Whatever the details of Obama’s final plan, “it’s illegal and we will not stop opposing it until it is withdrawn completely,” Laura Sheehan, a senior vice president at the American Coalition for Clean Coal Electricity, said in a statement. “The president’s relentless climate crusade cannot be put ahead of the priorities of hard-working Americans who will pay the ultimate price of staggering electricity bills and lost jobs.”

The National Mining Association, a Washington-based group that represents more than 325 companies involved in the coal business, said in statement that it’ll file a stay with the EPA, describing the rule as “the agency’s attempt to commandeer the nation’s electric grid.”

Miner Arch Coal Inc. urged the Obama administration in a statement Sunday to focus its efforts on low-carbon, fossil-fuel technologies instead of “premature and costly regulations.”
Utility Impact

The impact on utilities will vary depending on each company’s mix of coal, nuclear and other fuels. The industry has pushed for a longer timeline to comply, arguing a quicker transition would threaten the reliability of the electric grid.

“We are hopeful that the EPA has taken into consideration the feedback they have received from utilities and other stakeholders,” said Paige Sheehan, a spokeswoman for Charlotte, North Carolina-based Duke Energy Corp., the nation’s largest utility owner by market value. “It’s a very dense regulation. We’ll take some time to review it.”

The Tennessee Valley Authority, the government-owned utility serving 9 million people in the Southeast, is prepared for the new rules, said Scott Brooks, a spokesman for the Knoxville, Tennessee-based agency.

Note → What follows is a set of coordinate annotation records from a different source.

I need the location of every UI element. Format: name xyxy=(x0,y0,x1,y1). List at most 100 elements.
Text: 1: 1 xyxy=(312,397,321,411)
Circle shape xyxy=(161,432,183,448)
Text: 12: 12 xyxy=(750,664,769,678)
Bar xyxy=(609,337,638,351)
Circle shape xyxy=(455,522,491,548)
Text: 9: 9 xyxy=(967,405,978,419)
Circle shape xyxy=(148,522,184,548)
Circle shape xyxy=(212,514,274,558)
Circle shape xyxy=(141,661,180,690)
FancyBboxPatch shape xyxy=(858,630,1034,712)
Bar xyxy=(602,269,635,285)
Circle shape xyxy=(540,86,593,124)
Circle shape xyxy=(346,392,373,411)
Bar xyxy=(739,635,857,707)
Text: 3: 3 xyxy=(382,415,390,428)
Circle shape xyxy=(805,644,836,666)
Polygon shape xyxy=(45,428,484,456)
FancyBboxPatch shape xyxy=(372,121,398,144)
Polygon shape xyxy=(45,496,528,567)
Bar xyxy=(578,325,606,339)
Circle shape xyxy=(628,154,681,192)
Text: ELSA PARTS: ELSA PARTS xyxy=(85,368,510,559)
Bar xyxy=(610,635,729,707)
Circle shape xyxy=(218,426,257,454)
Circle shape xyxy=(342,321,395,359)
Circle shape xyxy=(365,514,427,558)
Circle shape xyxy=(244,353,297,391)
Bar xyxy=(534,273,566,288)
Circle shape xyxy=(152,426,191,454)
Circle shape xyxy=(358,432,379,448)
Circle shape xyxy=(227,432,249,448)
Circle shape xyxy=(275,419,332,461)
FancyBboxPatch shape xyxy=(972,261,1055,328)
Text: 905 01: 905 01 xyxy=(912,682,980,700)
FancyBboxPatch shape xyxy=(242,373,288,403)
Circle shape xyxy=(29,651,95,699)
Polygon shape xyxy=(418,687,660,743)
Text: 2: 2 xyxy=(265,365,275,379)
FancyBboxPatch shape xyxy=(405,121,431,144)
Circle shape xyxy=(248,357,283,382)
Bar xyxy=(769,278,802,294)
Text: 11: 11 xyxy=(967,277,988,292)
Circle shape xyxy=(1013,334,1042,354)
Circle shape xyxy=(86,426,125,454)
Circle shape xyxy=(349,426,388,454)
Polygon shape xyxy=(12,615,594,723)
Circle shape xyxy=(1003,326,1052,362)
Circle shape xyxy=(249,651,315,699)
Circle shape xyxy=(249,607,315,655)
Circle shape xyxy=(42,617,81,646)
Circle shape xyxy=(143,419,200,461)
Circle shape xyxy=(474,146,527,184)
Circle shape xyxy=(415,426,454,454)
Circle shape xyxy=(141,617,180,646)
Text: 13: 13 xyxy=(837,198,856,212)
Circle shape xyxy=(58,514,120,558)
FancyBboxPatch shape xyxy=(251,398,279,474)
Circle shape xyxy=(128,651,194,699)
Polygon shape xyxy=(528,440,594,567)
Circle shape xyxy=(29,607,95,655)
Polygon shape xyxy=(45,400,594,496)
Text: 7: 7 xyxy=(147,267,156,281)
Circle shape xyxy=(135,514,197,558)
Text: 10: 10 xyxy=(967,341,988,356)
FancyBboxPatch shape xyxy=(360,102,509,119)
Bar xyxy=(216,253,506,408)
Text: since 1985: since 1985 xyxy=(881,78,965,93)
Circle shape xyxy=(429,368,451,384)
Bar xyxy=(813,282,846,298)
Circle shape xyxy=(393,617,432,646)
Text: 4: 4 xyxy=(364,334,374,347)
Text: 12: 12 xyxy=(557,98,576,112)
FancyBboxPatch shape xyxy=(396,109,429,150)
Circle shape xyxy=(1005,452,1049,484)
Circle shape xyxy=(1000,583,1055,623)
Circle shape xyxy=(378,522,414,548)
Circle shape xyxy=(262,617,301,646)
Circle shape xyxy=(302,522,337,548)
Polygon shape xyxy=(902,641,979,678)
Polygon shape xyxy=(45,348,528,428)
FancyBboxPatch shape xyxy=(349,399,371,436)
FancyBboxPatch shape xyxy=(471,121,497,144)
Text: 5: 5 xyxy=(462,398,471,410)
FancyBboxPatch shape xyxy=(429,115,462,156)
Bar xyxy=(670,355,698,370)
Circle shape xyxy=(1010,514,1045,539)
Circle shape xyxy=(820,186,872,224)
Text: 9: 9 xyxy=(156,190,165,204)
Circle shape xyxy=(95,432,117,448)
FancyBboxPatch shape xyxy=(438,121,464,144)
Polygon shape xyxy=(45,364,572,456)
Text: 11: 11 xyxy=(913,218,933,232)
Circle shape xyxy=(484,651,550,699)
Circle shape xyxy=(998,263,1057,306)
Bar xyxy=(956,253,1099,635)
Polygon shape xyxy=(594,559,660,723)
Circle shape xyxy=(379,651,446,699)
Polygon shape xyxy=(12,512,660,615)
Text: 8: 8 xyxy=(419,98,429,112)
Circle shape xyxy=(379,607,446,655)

“We’re already reducing carbon emissions,” Brooks said in a telephone interview. “We’re in the process of reducing coal units, increasing gas plants. We are bringing on a new nuclear unit sometime near the end of the year. We think we’re in a good position to meet whatever the rule looks like.”

With the apparent tilt away from natural gas and toward renewables, initial reports on the plan are “discouraging,” said Dan Whitten, a spokesman for America’s Natural Gas Alliance, a trade group.

“The White House appears to be making a shift that ignores the market reality that natural gas is ready today to cost-effectively meet our environmental and energy challenges,” he said. He cautioned that the group still hadn’t seen the final regulations.